2 et 3 décembre 2021

 
Lieu(x)

Campus Trotabas

> Programme du colloque « Union européenne et gestion des crises » 2-3 déc 2021 <


Malgré l’actualité, n’est-il pas redondant de reprendre l’analyse de la gestion des crises par l’Union européenne ?
Pour n’évoquer qu’un exemple récent, à l’époque de la crise économique et financière, ne parlait-on pas déjà d’épisode « sans précédent », constituant un « tournant décisif » ?
Déjà, ne s’agissait-il pas d’une « polycrise » ?
Et déjà, la doctrine, notamment européaniste, ne s’était-elle pas saisie du thème de la crise, de sa signification et de son appréhension du point de vue de l’Union ?
Alors, à quoi bon tout recommencer ?

Certes, à lui seul, l’argument de la répétition n’est pas déterminant pour écarter toute pertinence à se saisir à nouveau d’un objet d’étude. Après tout, les circonstances ne sont aujourd’hui plus les mêmes, et ces différences sont certainement porteuses de sens pour l’analyse scientifique. Ainsi, ce colloque est d’abord conçu comme l’opportunité de poursuivre des réflexions déjà engagées, de mettre à l’épreuve les conclusions qui ont pu être tirées des situations de crises précédentes à l’aune, notamment, du changement et de la spécificité des circonstances présentes. Mais ce colloque est conçu, aussi, comme une invitation à emprunter d’autres pistes de recherches, pour trois raisons principales : d’abord, parce que la pertinence du concept de crise pour penser l’Union européenne doit-être interrogée ; ensuite, parce que les déterminants principaux de l’analyse des crises européennes paraissent eux aussi devoir être pris comme objet de réflexion, pour être éventuellement contournés, voire dépassés ; enfin, parce l’Union européenne est traditionnellement perçue comme un opérateur de gestion des crises et que la question de sa contribution, ou peut-être plus précisément celle de son droit, à la survenance des crises peut, elle aussi, être posée.

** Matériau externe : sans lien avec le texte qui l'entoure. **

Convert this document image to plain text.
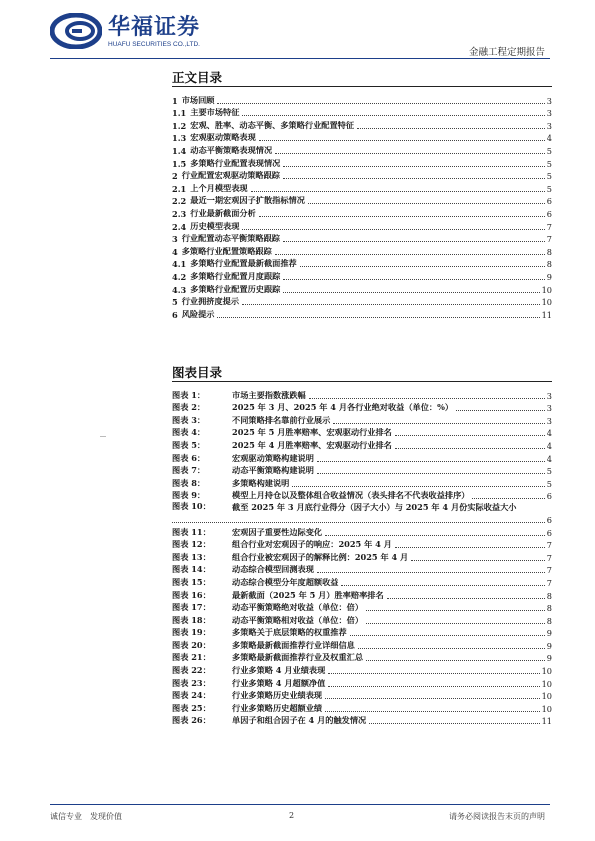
华福证券
HUAFU SECURITIES CO.,LTD.
金融工程定期报告
正文目录
1 市场回顾	3
1.1 主要市场特征	3
1.2 宏观、胜率、动态平衡、多策略行业配置特征	3
1.3 宏观驱动策略表现	4
1.4 动态平衡策略表现情况	5
1.5 多策略行业配置表现情况	5
2 行业配置宏观驱动策略跟踪	5
2.1 上个月模型表现	5
2.2 最近一期宏观因子扩散指标情况	6
2.3 行业最新截面分析	6
2.4 历史模型表现	7
3 行业配置动态平衡策略跟踪	7
4 多策略行业配置策略跟踪	8
4.1 多策略行业配置最新截面推荐	8
4.2 多策略行业配置月度跟踪	9
4.3 多策略行业配置历史跟踪	10
5 行业拥挤度提示	10
6 风险提示	11
图表目录
图表 1：	市场主要指数涨跌幅	3
图表 2：	2025 年 3 月、2025 年 4 月各行业绝对收益（单位：%）	3
图表 3：	不同策略排名靠前行业展示	3
图表 4：	2025 年 5 月胜率赔率、宏观驱动行业排名	4
图表 5：	2025 年 4 月胜率赔率、宏观驱动行业排名	4
图表 6：	宏观驱动策略构建说明	4
图表 7：	动态平衡策略构建说明	5
图表 8：	多策略构建说明	5
图表 9：	模型上月持仓以及整体组合收益情况（表头排名不代表收益排序）	6
图表 10：	截至 2025 年 3 月底行业得分（因子大小）与 2025 年 4 月份实际收益大小
6
图表 11：	宏观因子重要性边际变化	6
图表 12：	组合行业对宏观因子的响应：2025 年 4 月	7
图表 13：	组合行业被宏观因子的解释比例：2025 年 4 月	7
图表 14：	动态综合模型回测表现	7
图表 15：	动态综合模型分年度超额收益	7
图表 16：	最新截面（2025 年 5 月）胜率赔率排名	8
图表 17：	动态平衡策略绝对收益（单位：倍）	8
图表 18：	动态平衡策略相对收益（单位：倍）	8
图表 19：	多策略关于底层策略的权重推荐	9
图表 20：	多策略最新截面推荐行业详细信息	9
图表 21：	多策略最新截面推荐行业及权重汇总	9
图表 22：	行业多策略 4 月业绩表现	10
图表 23：	行业多策略 4 月超额净值	10
图表 24：	行业多策略历史业绩表现	10
图表 25：	行业多策略历史超额业绩	10
图表 26：	单因子和组合因子在 4 月的触发情况	11
诚信专业　发现价值	2	请务必阅读报告末页的声明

La crise est-elle un prisme pertinent pour porter un regard juridique et scientifique sur l’Union européenne ? Il n’est pas question de nier la place qu’occupe la notion de crise dans le discours sur la construction européenne, ni son caractère opérationnel pour mener certaines analyses, ni, bien sûr, les phénomènes dits de crises qui ont jalonné l’histoire de la construction européenne. Pour autant, à plusieurs égards, cette question mérite, à nouveau, d’être posée. La doctrine a déjà eu l’occasion, d’ailleurs, de dire l’insaisissabilité de cette notion au sein de l’Union : depuis sa création l’Union n’a pas vécu un instant, ou presque, sans être confrontée à une situation dite de crise. Et les formes en ont été si variées que l’objet devient fuyant, indiscernable. Mieux, la vocation du projet européen à l’intégration d’États souverains ferait de la crise le milieu naturel dans lequel évolue et se construit l’Union. La crise serait en ce sens consubstantielle à la construction européenne, celle-ci progressant au rythme des crises et des relances qui en découlent nécessairement. Dépourvu de singularité, l’objet se diluerait alors dans les heurts inhérents au processus de construction européenne. 
En même temps, prenant le contre-pied de cette analyse, n’est-il pas permis de s’interroger sur le bien-fondé de l’utilisation d’une notion signifiant un moment de rupture, de changement décisif, pour décrire un ordre juridico-économique dont les fondations ordo-libérales, ou néolibérales, paraissent depuis 1957 d’une remarquable stabilité ? Dans cette perspective, les épisodes dits de crise, pour n’être pas irréels, ne constitueraient peut-être qu’une surface d’évènements n’affectant qu’à la marge une constitution économique mobile et adaptable mais fondamentalement pérenne. Quelle crise, en effet, en l’absence sur ce point de changement décisif, sans la survenance, pour reprendre les mots d’Hannah Arendt, d’une « situation sans précédent introduisant une rupture avec un passé qui ne fournirait plus les ressources pour penser le présent et s’orienter dans l’avenir » ? En ce sens, la crise pourrait être, finalement, étrangère à l’Union européenne. 
Néanmoins, pour autant qu’il soit tenable, ce constat ne doit-il pas être abandonné compte tenu de la crise sanitaire actuelle ? Cette situation paradigmatique de polycrise affecte-t-elle la structure d’ensemble de l’Union a un point tel que la notion de crise s’avère en l’occurrence vraiment pertinente ? En ce sens, cette crise sanitaire serait-elle la première véritable crise à laquelle l’Union est confrontée ?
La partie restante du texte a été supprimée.